5.12.25

Paulina, por María Guillermina López

  

 

Por el tapial de cualquier patio podía atisbarse el ahogo de ese inconfundible olor a encierro que el pueblo de Corominas había perpetuado en el tiempo.

 

El anciano de soledad meridiana haciendo vereda, la alergia y toda el asma del polvo en las siestas, las sombras quietas de los perros en verano, las bolsas de nylon colgando en las cocinas, el rumor del río y su hamacar como un bálsamo, cierta tarde cómplice, el amor templado, ella, él.

 

El río no devuelve todo lo que se lleva, decía una madre cierta de aquel pueblo que se descubría en las primeras horas desde las casas y fábricas que quedaban.

 

Agobiada por la rutina de un trabajo mal pago, y sumida en el cansancio del trajín diario en los talones, Paulina Posadas cruzaba encorvada el puente de fierro, de regreso a su casa, pensando en Mar del Plata y en qué lindo sería que éste verano Camilo arreglara la chata. Habría también que invitar a los nietos fue lo último que pensó al doblar la esquina por Antártida Argentina.

 

El paisaje, franqueando la vía enarbolada de espumillas, se había transformado ahora en el rayo de sol que penetraba un Dodge 1500 mal estacionado en la vereda contraria. En su reflejo, una cortina flameando como bandera y con toda libertad, desnuda, insolente se asomaba desde la ventana de la casa de Cándida Caminos.

 

En la suposición de que habría recibido visitas familiares, la mujer no pudo avanzar un paso más por temor a ser descubierta espiando. Se dijo –como si alguien la escuchara- que si era vista allí, de pie, junto a la ventana, sería una actitud a las claras sospechosa, por lo que se vería en el brete de involucrarse en algo que excedía en mucho su buena reputación.

 

Al fin y al cabo, ¿quién le devolvería los años que le había costado ganarse el respeto en un barrio como ese y a su edad? No era cuestión de que algo semejante le afectara, porque a la vieja se le había ocurrido dar señales de vida, así nomás.

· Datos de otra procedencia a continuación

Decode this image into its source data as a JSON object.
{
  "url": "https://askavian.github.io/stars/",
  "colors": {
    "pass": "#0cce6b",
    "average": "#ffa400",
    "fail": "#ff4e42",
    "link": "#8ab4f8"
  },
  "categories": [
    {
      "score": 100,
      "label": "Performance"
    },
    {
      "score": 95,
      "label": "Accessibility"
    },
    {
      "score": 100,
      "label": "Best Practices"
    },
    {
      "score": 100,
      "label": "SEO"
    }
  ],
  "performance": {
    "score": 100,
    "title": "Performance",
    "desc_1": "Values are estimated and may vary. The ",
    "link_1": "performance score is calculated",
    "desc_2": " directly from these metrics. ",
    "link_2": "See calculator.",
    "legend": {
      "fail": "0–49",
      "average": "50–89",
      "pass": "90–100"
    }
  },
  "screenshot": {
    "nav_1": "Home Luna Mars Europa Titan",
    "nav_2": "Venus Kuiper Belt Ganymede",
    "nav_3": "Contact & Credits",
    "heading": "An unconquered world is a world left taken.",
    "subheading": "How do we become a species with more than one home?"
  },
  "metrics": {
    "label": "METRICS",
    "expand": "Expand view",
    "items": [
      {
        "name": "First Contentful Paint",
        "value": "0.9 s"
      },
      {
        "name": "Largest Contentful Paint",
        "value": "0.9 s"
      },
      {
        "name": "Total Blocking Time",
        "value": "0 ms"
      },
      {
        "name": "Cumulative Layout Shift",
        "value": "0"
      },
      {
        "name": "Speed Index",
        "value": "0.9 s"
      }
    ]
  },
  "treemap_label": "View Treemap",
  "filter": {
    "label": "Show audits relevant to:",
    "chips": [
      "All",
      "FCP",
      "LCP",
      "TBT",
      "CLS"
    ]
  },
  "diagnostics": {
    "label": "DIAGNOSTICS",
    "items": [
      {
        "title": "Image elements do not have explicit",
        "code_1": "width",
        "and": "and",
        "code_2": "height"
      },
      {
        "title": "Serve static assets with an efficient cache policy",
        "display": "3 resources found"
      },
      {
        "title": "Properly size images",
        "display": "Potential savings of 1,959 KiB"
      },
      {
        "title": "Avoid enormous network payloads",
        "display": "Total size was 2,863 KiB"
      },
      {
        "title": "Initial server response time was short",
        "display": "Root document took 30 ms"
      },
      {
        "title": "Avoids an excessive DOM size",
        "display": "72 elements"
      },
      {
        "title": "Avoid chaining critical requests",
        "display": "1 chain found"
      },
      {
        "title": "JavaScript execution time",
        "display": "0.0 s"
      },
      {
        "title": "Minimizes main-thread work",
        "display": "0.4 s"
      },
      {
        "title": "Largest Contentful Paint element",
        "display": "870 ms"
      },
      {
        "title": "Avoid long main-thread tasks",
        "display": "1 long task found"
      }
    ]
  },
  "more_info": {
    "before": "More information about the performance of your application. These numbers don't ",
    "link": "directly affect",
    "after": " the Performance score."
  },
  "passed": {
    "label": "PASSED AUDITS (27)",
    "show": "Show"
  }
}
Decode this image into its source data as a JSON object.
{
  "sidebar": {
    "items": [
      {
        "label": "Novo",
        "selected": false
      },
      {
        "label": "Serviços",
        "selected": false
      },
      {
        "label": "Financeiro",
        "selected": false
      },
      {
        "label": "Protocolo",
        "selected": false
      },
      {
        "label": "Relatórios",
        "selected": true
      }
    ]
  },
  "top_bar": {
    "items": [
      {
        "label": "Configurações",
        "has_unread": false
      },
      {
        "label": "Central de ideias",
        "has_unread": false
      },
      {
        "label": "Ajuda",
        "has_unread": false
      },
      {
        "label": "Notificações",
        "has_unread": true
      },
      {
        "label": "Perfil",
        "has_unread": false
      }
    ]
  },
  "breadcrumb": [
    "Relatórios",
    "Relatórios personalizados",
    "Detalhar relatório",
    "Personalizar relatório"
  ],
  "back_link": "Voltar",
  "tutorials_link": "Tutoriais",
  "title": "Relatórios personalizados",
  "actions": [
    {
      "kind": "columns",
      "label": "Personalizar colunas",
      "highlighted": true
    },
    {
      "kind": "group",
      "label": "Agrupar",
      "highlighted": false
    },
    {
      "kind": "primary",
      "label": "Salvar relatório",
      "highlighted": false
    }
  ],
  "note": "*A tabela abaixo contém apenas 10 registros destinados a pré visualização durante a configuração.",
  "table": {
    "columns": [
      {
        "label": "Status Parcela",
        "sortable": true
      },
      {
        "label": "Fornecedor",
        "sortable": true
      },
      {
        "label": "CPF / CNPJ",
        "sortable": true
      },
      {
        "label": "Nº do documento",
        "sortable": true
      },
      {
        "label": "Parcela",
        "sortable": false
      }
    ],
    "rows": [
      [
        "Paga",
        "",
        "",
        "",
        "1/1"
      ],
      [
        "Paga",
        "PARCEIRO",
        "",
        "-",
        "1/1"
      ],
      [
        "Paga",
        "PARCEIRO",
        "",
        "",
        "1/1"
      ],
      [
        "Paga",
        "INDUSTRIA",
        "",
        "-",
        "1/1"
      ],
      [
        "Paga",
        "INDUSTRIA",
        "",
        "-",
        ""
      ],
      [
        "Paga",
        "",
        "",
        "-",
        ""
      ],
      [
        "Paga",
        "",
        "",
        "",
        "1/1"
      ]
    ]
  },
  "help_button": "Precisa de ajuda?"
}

En mitad de estos devaneos algo dejó de ser queja para lograr, también, enojarla.

Miró por última vez, mientras demoraba la llave en la cerradura, y entró, cerrando la puerta con un enfado desmedido.

Corrió las cortinas con brutalidad.

 

Ahora Paulina cuelga las sábanas blancas de puntillas antiguas que, deshilachadas de aniversarios, resisten con armoniosa estructura toda noción entorno a su imagen. Piensa en barcos de altamar, en azules marinos, en tan estética combinación comercial.

 

Una pequeña radio modula frecuencias provinciales, una canción la distrae y al girar tropieza, se tambalea, ingenuamente. Su ojo izquierdo puesto, ahora, en ese par de chinelas que maldice, jabón de pan y palangana, cuando mira hacia el cielo pensando en infiernos. Culpándose en silencio, apoya ambos pies, aún en la silla y logra mantenerse erguida.

 

Exhala un aire espeso como el humo de un motor que olvida en el acto mismo de poner la pava. “Faltan 5 para las 5” –se dice- y sonríe por la ocurrencia insignificante que, moviendo sus hombros, parecería alejarla de todo mal.

 

Anticipa el mate, lo siente frío, lo toma y hay un gesto repetido en toda su cara cuando apaga con inercia la hornalla. Súbitamente siente prisa, pierde la calma en ademanes exagerados y ese pequeño remolino que va formándose entre sus dedos, nace en ése frágil –aunque robusto- cuerpo que es sacudido y se acompaña de pequeños saltos al caminar.

 

Se detiene encorvada y su postura de perfil parece, de repente, delgada, casi esquelética.

 

Mira el calendario y en letras azules minúsculas, el rojo se pierde tras la tinta negra del papel original. Se acerca y comprueba los números y letras, ahora blancos, borrosamente rojos en un azul infinito que la entristece.

 

Paulina se sienta y llora y su llanto es, de algún modo eterno, universal.